Nous avons raconté longuement la vie de sainte Thècle, son heureux voyage à Alexandrie et son retour avec les reliques de saint Jean-Baptiste, parce que ces faits ont eu une répercussion considérable sur l’histoire de notre petit pays.
Au XI° siècle, le moine Sigebert de Gembloux notait, dans sa chronique, sous l’année 613 : « La puissance et la gloire de saint Jean-Baptiste se manifestent par des miracles dans une ville des Gaules appelée Maurienne, et illustrée par ses reliques. »
D’après le chanoine Damé, qui écrivait une chronique du Chapitre au XVII° siècle, la sacristie et les parois de la cathédrale étaient tapissées d’ex-voto, témoignages des grâces et des guérisons obtenues par l’intercession du glorieux Précurseur.
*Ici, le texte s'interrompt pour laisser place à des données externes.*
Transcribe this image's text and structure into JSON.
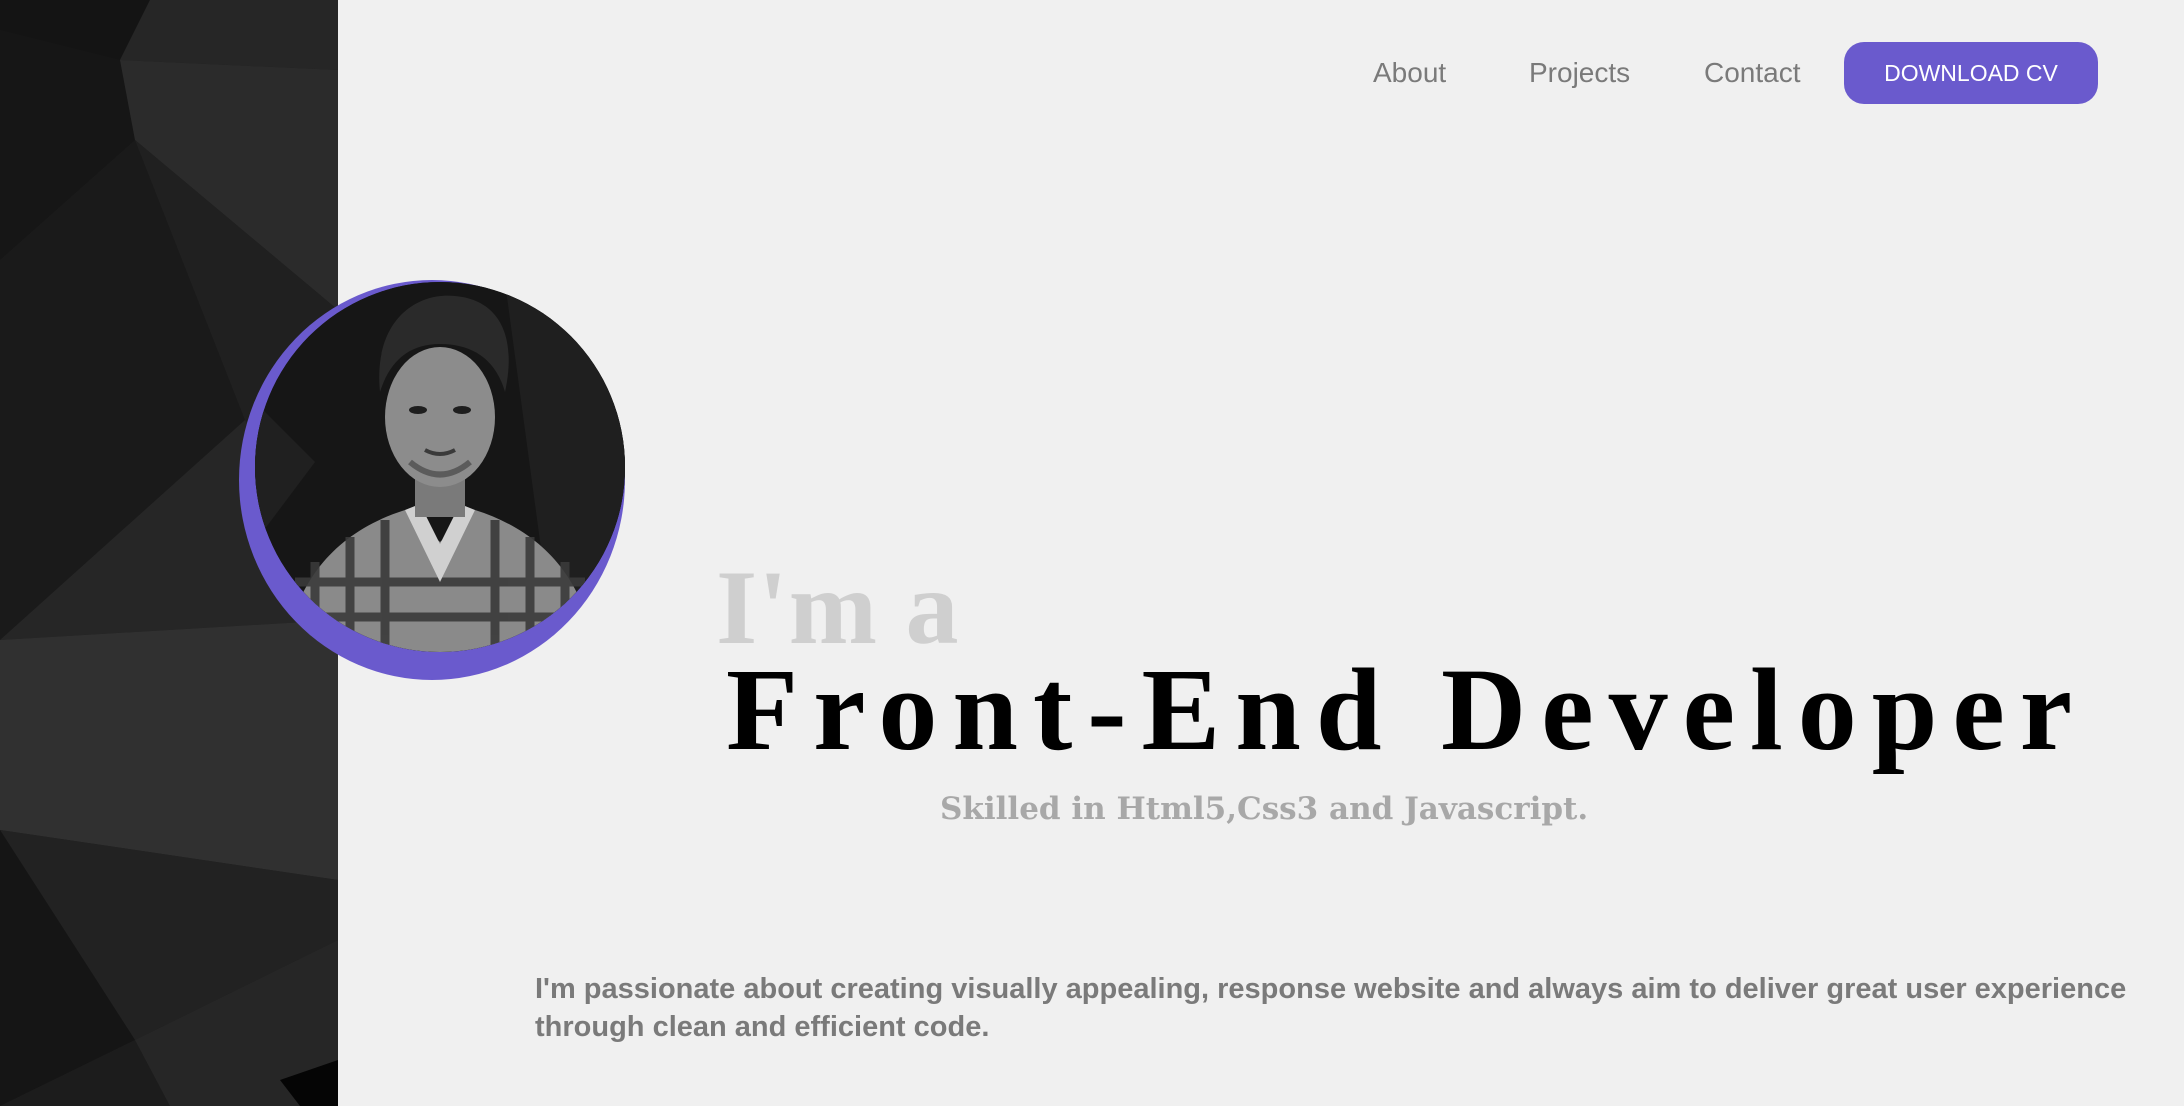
{
  "nav": {
    "about_label": "About",
    "projects_label": "Projects",
    "contact_label": "Contact",
    "cv_button_label": "DOWNLOAD CV"
  },
  "hero": {
    "intro": "I'm a",
    "role": "Front-End Developer",
    "skills": "Skilled in Html5,Css3 and Javascript.",
    "bio_line1": "I'm passionate about creating visually appealing, response website and always aim to deliver great user experience",
    "bio_line2": "through clean and efficient code."
  },
  "colors": {
    "accent": "#6a5acd",
    "background": "#f0f0f0",
    "panel": "#1c1c1c",
    "muted_text": "#7a7a7a",
    "intro_text": "#cfcfcf",
    "skills_text": "#a8a8a8"
  },
  "icons": {
    "profile_photo": "profile-photo"
  }
}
On y venait en pèlerinage non seulement de toute la Maurienne, mais encore des provinces éloignées de la France, On y séjournait plusieurs jours, et on y faisait des neuvaines, soit pour obtenir quelques grâces particulières, soit pour remercier de celles qu’on avait reçues.
La vie civile et religieuse de la ville de Saint-Jean-de Maurienne est intimement liée au culte de saint Jean-Baptiste.
Et d’abord elle lui doit son nom. Appelée simplement Maurienne, aux VI° et VII° siècles, elle prit plus tard le nom de Saint-Jean, qui était celui du patron de l’église cathédrale. La main de saint Jean-Baptiste est, avec quelques variantes, le motif principal des armoiries du Chapitre de la cathédrale et de la ville. La ville de Saint-Jean porte : d’azur la main droite bénissant d’argent, vêtue de même. Elle lui doit son existence comme cité épiscopale. Elle n’était qu’une chétive bourgade, lorsque le roi Gontran, par dévotion pour les reliques de saint Jean-Baptiste, y érigea un siège épiscopal, point de départ du développement de Saint-Jean-de-Maurienne.